This week’s guest-blogger is author and cognitive psychologist Matthew Dillon Cohen.
Matthew has written a number of articles and blog posts for popular sites about the power of mind/body consciousness. He’s written about how mind and body are actually inter-connected, what happens to a person’s memory when they die, and why we don’t experience pain as an ordinary physical sensation.
As usual, you can find Matthew through his own website, mdb.com. You can also check him out at Google Plus.
Matt Cohen, author of the book Mind Body Medicine, is an internationally recognized and sought-after thought leader in the field of cognitive psychology. His book Mind Body Medicine, and the book that inspired it, are sold all over the world.
I know this because I had a long discussion with a person who said that we have to be a lot more honest in our personal lives. I’ve been the guy who, just recently, got caught in the middle of a really bad breakup or divorce. The person in question took me aside and said, “I’ve just been telling people that I’m going to a wedding and I’m not going to let them see me suffer.
The truth was, I was going to a wedding. I was also going to a wedding and not going to let people see me suffer. I think that this person was actually saying, I’ve been hiding myself and how I feel about things from the people I love. A lot of times, this kind of goes without saying, but its important to be honest and open with the people closest to you.
I get it, you have feelings that you try to keep hidden. But its okay to talk about them, even if it hurts. People need to know that they can talk to you about their feelings without getting hurt or going crazy.
I don’t know about you, but I feel that I’ve been hiding from my friends. I don’t know if this person had something to do with it, but I feel like they’ve been hiding me and trying to manipulate me into thinking I’m cool. I don’t know if that’s true or not, but it has to be true.

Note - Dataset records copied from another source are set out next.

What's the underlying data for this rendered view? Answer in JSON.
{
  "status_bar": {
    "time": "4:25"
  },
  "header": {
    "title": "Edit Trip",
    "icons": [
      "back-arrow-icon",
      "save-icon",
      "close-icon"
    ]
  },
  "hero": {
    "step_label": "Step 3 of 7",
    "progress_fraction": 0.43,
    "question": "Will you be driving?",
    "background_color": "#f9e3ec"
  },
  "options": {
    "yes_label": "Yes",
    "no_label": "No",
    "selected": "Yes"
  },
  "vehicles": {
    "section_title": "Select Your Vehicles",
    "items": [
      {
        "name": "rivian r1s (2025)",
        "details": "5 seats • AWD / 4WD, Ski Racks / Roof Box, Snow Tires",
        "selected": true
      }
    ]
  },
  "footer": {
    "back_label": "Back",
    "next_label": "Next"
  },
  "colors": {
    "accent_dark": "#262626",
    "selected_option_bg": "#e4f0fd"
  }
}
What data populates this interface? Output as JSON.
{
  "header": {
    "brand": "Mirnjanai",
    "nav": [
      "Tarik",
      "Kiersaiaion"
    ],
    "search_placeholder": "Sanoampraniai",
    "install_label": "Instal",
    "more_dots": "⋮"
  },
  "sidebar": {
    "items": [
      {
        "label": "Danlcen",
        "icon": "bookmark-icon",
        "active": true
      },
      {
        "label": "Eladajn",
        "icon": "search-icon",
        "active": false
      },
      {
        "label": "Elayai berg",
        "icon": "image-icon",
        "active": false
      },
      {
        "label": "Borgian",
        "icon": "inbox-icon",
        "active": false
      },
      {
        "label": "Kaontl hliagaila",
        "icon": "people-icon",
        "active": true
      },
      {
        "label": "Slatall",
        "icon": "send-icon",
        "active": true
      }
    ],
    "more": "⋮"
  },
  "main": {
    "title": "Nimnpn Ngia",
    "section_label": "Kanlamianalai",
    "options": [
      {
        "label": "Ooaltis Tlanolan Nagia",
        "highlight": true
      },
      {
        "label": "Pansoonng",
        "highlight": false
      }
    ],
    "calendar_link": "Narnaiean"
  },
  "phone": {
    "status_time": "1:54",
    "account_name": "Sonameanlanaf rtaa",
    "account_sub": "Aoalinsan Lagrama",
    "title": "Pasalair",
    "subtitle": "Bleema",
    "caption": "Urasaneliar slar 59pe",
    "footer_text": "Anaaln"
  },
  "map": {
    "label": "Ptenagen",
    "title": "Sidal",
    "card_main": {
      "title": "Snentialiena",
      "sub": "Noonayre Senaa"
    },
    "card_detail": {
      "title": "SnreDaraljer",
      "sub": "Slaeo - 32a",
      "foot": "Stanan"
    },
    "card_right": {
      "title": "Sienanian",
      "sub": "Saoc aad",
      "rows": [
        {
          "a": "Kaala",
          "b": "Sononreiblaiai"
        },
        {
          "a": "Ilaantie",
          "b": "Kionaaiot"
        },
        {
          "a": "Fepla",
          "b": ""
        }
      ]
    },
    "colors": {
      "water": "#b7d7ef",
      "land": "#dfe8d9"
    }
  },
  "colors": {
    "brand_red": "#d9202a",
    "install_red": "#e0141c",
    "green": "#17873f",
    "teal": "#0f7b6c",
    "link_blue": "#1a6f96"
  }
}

As I already touched on, it is a safe way to talk about feelings. But I have to say that it can be tough. I have been a very closed person for a very long time. I don’t want to be perceived as closed. If you read my old post about my feelings, you would realize that I’ve not been open about them for a very long time.
I think the only real way to get through this is to talk about them, but that’s hard. People try to push me into doing so. I have been very private about my feelings for a very long time. Also, people like me are also extremely private. If I were to tell someone who knew me that I was gay, they would probably laugh at me. I dont think I’ve told anyone.